Nuffield Department of Clinical Neurosciences
Tell us a bit About your role
I’ve always been interested in understanding why we do what we do, which led me to studying an undergraduate degree in psychology. Over time, this ‘why’ transitioned into a ‘how’ – specifically, how does the brain relate to behaviour? Neural circuits are incredibly complex and finely balanced, both flexible and robust, and somehow enable us to do everything we do. Even the simplest behaviour may require incredibly complex interactions within or between neural circuits. For example, picking up a glass of water is something most of us can do without any conscious thought, but it relies on multiple brain circuits, thousands of neurons, working in tandem.
This curiosity led to me studying an MSc in Neuroscience at Oxford and then applying for a PhD position in a lab focused mainly on Parkinson’s Disease, which is characterised by malfunction of an important motor circuit in the brain. While others in my lab directly investigate the pathology of Parkinson’s Disease to understand how this circuit malfunctions, my research focuses on the healthy brain. If we can understand how these circuits function prior to neurodegeneration, we may gain a better understanding of what goes wrong in Parkinson’s Disease.
What is the most meaningful aspect of your work?

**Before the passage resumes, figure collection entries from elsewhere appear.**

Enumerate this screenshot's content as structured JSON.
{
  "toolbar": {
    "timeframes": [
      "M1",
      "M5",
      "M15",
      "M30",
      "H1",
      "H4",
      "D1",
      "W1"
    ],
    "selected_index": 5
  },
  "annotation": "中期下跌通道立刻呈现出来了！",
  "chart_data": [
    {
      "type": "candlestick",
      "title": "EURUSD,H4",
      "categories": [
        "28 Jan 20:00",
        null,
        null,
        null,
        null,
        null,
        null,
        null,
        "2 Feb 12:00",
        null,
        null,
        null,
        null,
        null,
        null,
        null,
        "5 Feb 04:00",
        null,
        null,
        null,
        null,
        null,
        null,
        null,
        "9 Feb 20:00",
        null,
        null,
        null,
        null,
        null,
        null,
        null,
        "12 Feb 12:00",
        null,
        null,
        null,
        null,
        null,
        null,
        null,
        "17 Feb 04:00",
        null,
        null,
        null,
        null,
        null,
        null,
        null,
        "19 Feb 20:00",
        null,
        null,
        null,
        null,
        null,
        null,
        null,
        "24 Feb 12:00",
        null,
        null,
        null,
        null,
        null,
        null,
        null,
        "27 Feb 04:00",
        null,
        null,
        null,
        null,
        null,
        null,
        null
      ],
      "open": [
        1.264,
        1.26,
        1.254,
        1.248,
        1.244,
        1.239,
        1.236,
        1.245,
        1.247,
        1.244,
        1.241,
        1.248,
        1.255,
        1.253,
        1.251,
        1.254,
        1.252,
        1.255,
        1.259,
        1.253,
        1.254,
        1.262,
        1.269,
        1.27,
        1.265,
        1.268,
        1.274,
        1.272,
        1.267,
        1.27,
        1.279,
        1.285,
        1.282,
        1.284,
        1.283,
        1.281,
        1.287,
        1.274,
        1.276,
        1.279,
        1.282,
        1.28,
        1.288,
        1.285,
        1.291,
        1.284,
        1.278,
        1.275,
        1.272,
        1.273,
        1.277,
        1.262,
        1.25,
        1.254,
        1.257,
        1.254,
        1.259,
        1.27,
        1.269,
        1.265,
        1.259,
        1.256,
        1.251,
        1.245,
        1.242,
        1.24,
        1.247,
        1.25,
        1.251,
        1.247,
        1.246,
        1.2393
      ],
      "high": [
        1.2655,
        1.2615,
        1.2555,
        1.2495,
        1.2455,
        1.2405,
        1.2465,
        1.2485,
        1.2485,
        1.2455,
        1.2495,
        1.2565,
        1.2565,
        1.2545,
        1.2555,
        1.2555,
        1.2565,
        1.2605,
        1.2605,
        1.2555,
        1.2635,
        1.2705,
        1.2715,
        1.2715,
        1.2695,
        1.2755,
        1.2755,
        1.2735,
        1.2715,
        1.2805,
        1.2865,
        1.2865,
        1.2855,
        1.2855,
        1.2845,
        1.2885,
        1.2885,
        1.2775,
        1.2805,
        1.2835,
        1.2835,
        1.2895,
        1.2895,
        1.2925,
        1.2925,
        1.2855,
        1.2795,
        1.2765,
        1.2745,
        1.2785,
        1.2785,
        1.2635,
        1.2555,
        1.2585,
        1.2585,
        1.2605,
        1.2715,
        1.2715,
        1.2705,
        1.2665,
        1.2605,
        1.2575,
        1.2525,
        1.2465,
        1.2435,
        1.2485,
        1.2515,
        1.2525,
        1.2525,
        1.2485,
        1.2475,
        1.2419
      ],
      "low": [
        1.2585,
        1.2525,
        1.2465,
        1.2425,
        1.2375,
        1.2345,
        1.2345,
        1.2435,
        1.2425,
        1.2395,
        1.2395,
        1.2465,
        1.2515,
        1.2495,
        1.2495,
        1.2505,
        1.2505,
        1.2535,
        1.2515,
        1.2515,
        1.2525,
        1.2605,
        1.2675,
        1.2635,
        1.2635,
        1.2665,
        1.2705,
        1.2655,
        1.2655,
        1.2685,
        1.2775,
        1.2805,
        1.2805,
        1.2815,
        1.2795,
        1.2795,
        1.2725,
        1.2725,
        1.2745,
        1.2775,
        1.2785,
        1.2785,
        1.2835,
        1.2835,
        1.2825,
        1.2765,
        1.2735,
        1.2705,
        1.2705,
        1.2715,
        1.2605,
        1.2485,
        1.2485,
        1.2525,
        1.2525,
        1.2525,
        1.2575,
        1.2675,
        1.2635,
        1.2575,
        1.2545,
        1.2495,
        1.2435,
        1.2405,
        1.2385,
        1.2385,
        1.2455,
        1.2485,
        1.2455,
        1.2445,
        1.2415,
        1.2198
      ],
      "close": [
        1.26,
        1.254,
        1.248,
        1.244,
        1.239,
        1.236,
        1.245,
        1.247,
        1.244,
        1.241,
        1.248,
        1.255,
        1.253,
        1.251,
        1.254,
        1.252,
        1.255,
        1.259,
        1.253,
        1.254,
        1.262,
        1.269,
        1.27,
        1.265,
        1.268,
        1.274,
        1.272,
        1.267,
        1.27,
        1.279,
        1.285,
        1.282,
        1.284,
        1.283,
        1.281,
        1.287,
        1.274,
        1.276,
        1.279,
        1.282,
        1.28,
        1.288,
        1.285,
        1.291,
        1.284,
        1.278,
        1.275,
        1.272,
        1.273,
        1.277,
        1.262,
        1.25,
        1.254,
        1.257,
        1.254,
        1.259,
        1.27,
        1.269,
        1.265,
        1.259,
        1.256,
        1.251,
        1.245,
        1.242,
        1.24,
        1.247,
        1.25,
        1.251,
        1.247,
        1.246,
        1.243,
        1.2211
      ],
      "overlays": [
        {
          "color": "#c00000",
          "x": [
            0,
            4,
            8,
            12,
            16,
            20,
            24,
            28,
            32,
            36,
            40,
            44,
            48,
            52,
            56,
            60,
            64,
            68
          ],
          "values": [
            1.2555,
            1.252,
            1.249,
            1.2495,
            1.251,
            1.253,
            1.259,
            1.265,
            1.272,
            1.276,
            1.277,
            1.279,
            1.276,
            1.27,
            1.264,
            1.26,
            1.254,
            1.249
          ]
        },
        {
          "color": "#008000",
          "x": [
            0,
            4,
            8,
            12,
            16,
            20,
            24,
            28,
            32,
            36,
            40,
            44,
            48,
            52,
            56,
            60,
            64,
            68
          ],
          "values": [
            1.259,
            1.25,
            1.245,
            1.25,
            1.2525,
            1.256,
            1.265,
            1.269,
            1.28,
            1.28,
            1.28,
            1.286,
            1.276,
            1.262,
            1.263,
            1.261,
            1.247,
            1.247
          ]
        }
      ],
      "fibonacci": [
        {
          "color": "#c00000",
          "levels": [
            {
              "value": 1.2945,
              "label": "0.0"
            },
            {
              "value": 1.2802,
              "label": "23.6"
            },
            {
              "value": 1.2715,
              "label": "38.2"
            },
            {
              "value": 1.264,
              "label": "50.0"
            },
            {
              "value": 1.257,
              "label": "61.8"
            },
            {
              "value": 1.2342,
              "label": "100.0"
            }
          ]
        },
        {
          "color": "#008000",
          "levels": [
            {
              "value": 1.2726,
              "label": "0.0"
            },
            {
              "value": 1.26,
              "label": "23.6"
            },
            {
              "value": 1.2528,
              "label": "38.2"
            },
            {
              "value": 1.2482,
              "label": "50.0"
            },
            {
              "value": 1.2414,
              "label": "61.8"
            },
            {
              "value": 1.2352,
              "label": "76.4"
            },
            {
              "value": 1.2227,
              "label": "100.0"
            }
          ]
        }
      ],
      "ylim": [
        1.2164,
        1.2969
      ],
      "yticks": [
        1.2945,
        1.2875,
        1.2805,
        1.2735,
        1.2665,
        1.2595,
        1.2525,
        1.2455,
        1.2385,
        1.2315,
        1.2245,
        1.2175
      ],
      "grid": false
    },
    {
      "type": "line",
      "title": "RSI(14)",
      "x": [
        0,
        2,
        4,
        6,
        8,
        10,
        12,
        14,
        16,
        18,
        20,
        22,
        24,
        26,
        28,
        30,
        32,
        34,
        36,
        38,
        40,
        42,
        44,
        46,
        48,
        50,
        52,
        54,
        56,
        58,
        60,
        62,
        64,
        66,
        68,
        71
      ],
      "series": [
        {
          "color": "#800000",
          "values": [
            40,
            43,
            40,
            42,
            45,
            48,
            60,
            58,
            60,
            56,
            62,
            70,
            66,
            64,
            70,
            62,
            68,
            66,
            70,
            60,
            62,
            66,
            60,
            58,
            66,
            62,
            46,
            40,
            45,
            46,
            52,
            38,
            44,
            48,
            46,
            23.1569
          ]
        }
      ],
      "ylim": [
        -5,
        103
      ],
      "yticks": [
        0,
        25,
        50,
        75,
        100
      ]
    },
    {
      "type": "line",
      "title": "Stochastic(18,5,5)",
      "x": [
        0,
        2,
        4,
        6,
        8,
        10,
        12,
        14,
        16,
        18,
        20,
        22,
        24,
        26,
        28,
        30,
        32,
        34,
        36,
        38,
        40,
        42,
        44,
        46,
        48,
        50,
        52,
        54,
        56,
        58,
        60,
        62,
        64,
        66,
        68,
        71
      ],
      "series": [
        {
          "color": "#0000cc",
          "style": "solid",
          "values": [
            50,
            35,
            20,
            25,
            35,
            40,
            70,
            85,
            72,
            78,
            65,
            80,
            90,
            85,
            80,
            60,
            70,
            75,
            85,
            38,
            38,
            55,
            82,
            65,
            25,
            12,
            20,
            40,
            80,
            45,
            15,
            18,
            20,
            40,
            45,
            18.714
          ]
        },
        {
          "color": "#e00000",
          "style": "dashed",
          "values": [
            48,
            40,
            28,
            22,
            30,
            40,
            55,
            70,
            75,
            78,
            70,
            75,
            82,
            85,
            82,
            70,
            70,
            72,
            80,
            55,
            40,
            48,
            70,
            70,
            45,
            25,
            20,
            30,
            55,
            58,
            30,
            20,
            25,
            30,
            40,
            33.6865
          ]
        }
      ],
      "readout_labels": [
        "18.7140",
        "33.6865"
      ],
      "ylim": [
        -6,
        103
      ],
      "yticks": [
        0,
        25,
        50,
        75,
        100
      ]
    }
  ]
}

Like much of medical science, my field is a puzzle that many people across many labs are trying to solve. As a PhD student, you pick one very small piece of that puzzle that you’re passionate about and find out everything you can about it. The idea that my specific puzzle piece will one day fit with others into a completed puzzle, and that one day I might be able to see the picture all these pieces make, is something I find incredibly exciting.

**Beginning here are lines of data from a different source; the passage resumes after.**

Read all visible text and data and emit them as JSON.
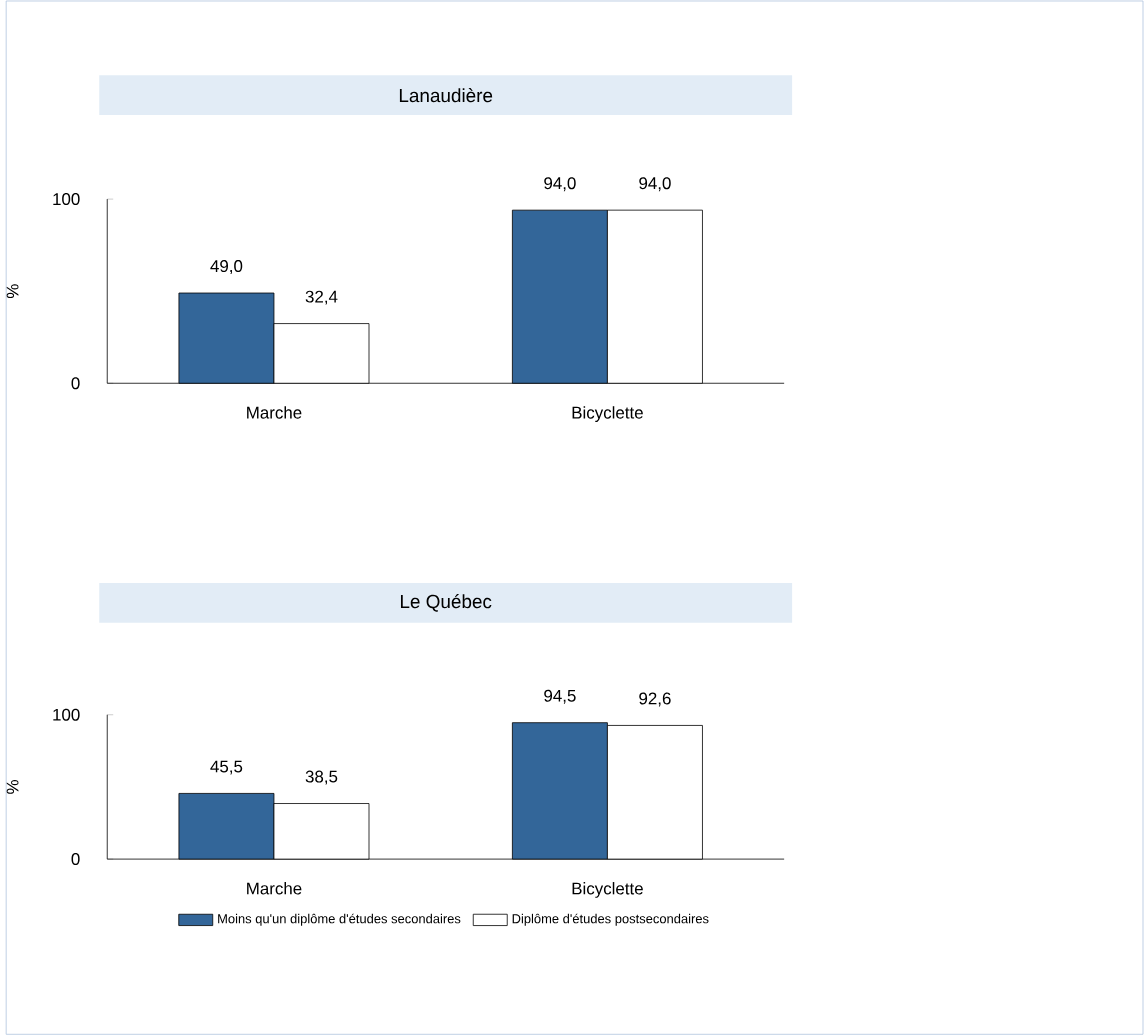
{
  "chart_data": [
    {
      "type": "bar",
      "title": "Lanaudière",
      "ylabel": "%",
      "categories": [
        "Marche",
        "Bicyclette"
      ],
      "ylim": [
        0,
        100
      ],
      "yticks": [
        0,
        100
      ],
      "series": [
        {
          "color": "#336699",
          "values": [
            49.0,
            94.0
          ],
          "value_labels": [
            "49,0",
            "94,0"
          ]
        },
        {
          "color": "#ffffff",
          "values": [
            32.4,
            94.0
          ],
          "value_labels": [
            "32,4",
            "94,0"
          ]
        }
      ]
    },
    {
      "type": "bar",
      "title": "Le Québec",
      "ylabel": "%",
      "categories": [
        "Marche",
        "Bicyclette"
      ],
      "ylim": [
        0,
        100
      ],
      "yticks": [
        0,
        100
      ],
      "legend": "bottom",
      "series": [
        {
          "name": "Moins qu'un diplôme d'études secondaires",
          "color": "#336699",
          "values": [
            45.5,
            94.5
          ],
          "value_labels": [
            "45,5",
            "94,5"
          ]
        },
        {
          "name": "Diplôme d'études postsecondaires",
          "color": "#ffffff",
          "values": [
            38.5,
            92.6
          ],
          "value_labels": [
            "38,5",
            "92,6"
          ]
        }
      ]
    }
  ]
}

Can you tell us about something you’ve done, contributed to that you’re most proud of?
My colleague and I introduced a new measurement technique to the lab, which allows us to optically measure dopamine levels in the brain. While this was already possible, alternative methods have various drawbacks which make answering certain questions difficult. Any new technique requires a lot of pilot testing and troubleshooting to make sure it’s working, which is what my colleague and I worked on. Now that it is up and running, this new method has greatly facilitated my project and has already provided some very interesting data, which I can build upon going forward.
What changes would you most like to see in the Medical Sciences in the next 100 years?
Although the Medical Sciences have become much more diverse over the past few decades, there is still room for improvement. In my Master’s, we had a roughly equal gender balance and a decent mix of people from different cultural backgrounds. But the further up the academic chain you go, the less diversity there seems to be. I am not just advocating diversity for diversity’s sake: we need representative voices at the higher levels of the Medical Sciences to ensure that we as a field are asking the right questions and finding solutions that apply to everyone, not just the most represented groups. This kind of change is always slow, but with 100 years of social progress and concerted efforts to make science accessible to a wide range of people, I would hope to see a workforce in the Medical Sciences which at all levels reflects the population it intends to serve.